Excerpts from "States’ Rights and Foreign Policy"

Brannon P. Denning and Jack H. McCall

Foreign Affairs

January/February 2000

 

"In National Foreign Trade Council v. Natsios, decided, in June 1999, the U.S. Court of Appeals for the First Circuit struck down a Massachusetts statute that banned companies with direct or indirect business interest in Burma from competing for state contracts. The statute’s terms were so broad that if a company owned a subsidiary in Burma, the parent company would be deemed to be ‘doing business with Burma’ and be prohibited from bidding on contracts to supply goods to Massachusetts - even if the subsidiary was in a completely different line of business.

"A federal district court had first struck down the statute in November 1998, ruling it an impermissible encroachment on the federal prerogative to conduct foreign affairs. … ‘State’s interests,’ the district judge wrote, ‘no matter how noble, do not trump the federal government’s exclusive foreign affairs power.’

"When its turn came, the court of appeals went even further. It found that in addition to transgressing the Constitution’s structural boundaries, the statue discriminated against foreign commerce, which states are forbidden to do. … The appeals court rejected Massachusetts’ argument that it had a right not to support, directly or indirectly, regimes whose human rights records it found objectionable.
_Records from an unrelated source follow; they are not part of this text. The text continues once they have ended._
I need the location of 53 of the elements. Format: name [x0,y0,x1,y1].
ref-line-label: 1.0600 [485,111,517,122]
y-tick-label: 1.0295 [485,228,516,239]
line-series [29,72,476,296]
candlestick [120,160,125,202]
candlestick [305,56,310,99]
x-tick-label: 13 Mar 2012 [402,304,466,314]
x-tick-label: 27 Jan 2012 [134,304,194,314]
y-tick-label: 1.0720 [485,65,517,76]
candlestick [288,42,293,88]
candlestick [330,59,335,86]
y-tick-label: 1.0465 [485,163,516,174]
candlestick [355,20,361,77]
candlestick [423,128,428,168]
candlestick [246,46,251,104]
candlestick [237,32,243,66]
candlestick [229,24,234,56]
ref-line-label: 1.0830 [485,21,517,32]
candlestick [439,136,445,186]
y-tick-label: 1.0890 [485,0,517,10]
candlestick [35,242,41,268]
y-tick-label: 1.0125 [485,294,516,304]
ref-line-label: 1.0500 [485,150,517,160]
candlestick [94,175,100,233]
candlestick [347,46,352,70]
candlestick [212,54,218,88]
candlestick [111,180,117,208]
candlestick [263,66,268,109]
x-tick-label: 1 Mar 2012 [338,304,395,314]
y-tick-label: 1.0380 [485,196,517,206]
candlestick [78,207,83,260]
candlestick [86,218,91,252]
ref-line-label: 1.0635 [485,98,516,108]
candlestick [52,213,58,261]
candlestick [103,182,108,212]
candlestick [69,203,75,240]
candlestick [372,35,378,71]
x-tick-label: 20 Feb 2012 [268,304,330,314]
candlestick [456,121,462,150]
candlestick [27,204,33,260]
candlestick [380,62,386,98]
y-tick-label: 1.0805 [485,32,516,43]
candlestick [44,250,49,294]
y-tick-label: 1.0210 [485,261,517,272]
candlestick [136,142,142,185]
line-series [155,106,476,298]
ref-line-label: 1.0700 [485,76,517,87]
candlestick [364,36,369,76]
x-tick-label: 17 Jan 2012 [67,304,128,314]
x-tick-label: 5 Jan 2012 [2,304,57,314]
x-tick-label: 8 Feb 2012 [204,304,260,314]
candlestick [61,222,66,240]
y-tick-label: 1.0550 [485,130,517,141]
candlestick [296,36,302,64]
Laudable humanitarian aims, the court held, did not license states to violate the Constitution."

 

 

"[D]espite [state sanctions] peculiar transideological charm, local sanctions represent an attempt by states to co-opt the power to set foreign policy - a power that the Constitution, as the courts have long recognized, quite clearly allocates to Washington.

"Articles I and II of the Constitution place primacy for the conduct of foreign and military affairs squarely with Congress and the president."

 

 

"Moreover, states are expressly forbidden by Article I, Section 10, of the Constitution from entering into treaties, alliances, agreements, or compacts with foreign powers; from making war; and from laying certain taxes on foreign commerce without congressional consent.

"It is hardly credible to look at the Constitution’s assignment of power and its proscriptions on state involvement in foreign affairs and to argue that, absent an express ban, states are free to impose sanctions on foreign countries."

 

 

"The First Circuit’s decision in Natsios should remind states that just as there are constitutionally mandated realms into which the federal government cannot intrude, the federal government also has its own exclusive provinces. … Although Congress has the unquestioned power to halt all sanctions initiatives if it wishes, doing so would divert legislative resources from other national concerns or force Congress to react long after damage has been done to the nation’s foreign policy."

 

 

"Despite the otherwise welcome invigoration of federalism in the legislative and judicial branches of government, Washington still must be given pride of place in the conduct of foreign affairs and the regulation of foreign commerce. Without the central government’s lead, the United States risks returning to the Balkanization of its national interests that necessitated the Constitution in the first place.